Cette frontière de facto cristallise le conflit. Du côté marocain, les villes sahraouïes concentrent les investissements d’infrastructure. Du côté du Polisario, le désert reste quasi vide, supervisé par la MINURSO, la mission de l’ONU déployée depuis 1991. Les voyageurs qui s’intéressent aux déserts extraordinaires du monde trouvent dans ce territoire une dimension géopolitique indissociable de sa géographie.

Les causes du conflit au Sahara occidental

L’origine directe du conflit remonte à 1975. Alors que l’Espagne s’apprête à céder le territoire sous pression marocaine, la Cour internationale de justice rend un avis consultatif : il n’existe pas de lien de souveraineté entre ce territoire et le Maroc ou la Mauritanie. Cet avis, non contraignant, fonde juridiquement la revendication du Polisario.

Les ressources naturelles pèsent sur le conflit. Le Sahara occidental abrite des réserves de phosphates parmi les plus importantes du monde, une matière première stratégique pour l’agriculture mondiale. Son littoral atlantique compte parmi les zones de pêche les plus productives d’Afrique. Ces richesses renforcent l’intérêt du Maroc à maintenir son contrôle sur l’ensemble du territoire.

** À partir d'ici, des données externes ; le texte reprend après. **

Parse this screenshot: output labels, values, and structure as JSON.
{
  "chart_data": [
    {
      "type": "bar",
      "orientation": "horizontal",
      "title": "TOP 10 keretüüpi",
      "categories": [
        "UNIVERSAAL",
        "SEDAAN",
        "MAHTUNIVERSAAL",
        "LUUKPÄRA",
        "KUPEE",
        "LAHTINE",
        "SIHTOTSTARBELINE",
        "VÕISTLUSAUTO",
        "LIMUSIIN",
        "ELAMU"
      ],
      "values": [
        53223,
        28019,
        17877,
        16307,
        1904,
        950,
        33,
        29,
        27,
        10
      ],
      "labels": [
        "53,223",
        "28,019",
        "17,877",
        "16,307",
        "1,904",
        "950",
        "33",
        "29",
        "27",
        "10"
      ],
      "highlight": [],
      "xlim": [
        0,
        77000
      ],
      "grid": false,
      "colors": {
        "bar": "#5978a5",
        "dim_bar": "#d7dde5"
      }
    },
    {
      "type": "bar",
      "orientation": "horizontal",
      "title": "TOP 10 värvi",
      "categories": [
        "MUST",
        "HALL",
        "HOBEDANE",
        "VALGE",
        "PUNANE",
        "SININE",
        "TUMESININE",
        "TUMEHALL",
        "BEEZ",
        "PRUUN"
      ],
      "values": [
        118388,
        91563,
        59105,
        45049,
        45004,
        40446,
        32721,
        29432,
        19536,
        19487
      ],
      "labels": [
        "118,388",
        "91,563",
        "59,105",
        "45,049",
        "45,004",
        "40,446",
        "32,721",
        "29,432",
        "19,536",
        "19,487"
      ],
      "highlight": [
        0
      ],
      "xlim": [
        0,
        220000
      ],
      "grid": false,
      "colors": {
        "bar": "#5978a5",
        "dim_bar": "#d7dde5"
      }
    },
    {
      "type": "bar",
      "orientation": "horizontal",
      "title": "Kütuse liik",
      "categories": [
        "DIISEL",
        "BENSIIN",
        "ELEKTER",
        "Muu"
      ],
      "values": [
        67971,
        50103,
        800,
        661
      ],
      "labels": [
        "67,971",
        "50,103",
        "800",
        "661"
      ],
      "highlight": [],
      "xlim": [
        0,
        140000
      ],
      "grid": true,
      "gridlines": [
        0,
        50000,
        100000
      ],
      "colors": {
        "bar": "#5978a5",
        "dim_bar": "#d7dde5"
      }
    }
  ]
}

Voici les étapes structurantes du conflit :

  • 1973 : Fondation du Front Polisario en réaction à la colonisation espagnole
  • 1975 : Marche Verte, 350 000 civils marocains entrent dans le territoire
  • 1976 : Accords de Madrid, proclamation de la RASD par le Polisario
  • 1979 : La Mauritanie renonce à sa part, le Maroc en prend le contrôle total
  • 1991 : Cessez-le-feu et déploiement de la MINURSO
  • 2020 : Reprise des combats après 29 ans d’arrêt des hostilités

Le rôle de l’Algérie dans le conflit sahraouï

L’Algérie héberge les camps de réfugiés de Tindouf sur son sol depuis 1975 et fournit un soutien diplomatique et logistique au Polisario. Cette position découle d’une doctrine de respect des frontières héritées de la colonisation et d’une rivalité structurelle avec le Maroc. Alger défend la cause sahraouïe dans les instances internationales depuis un demi-siècle.

Ce soutien ne signifie pas que le Sahara occidental appartient à l’Algérie. Les deux entités sont distinctes et le Polisario refuse toute assimilation. Alger et Rabat ont rompu leurs relations diplomatiques en août 2021, notamment sur ce dossier. Cette rupture complique les efforts de médiation de l’ONU dans la région.

La rivalité maroco-algérienne autour du Sahara occidental structure depuis 50 ans les équilibres politiques du Maghreb. Les voyageurs qui préparent un séjour au Maroc, notamment dans les régions du Sud décrites dans notre guide de Marrakech et du désert marocain, traversent une zone dont l’histoire sahraouïe mérite d’être connue. Le tourisme responsable fait de cette connaissance du contexte local un point de départ vers une découverte plus juste des territoires traversés.

Le drapeau du Sahara occidental reste le symbole d’une revendication portée par plusieurs générations de Sahraouis. Le référendum d’autodétermination prévu en 1991 n’a jamais eu lieu. La MINURSO surveille une trêve fragile, rompue en 2020 et toujours instable, dans un désert immense partagé entre deux visions irréconciliables d’un même territoire.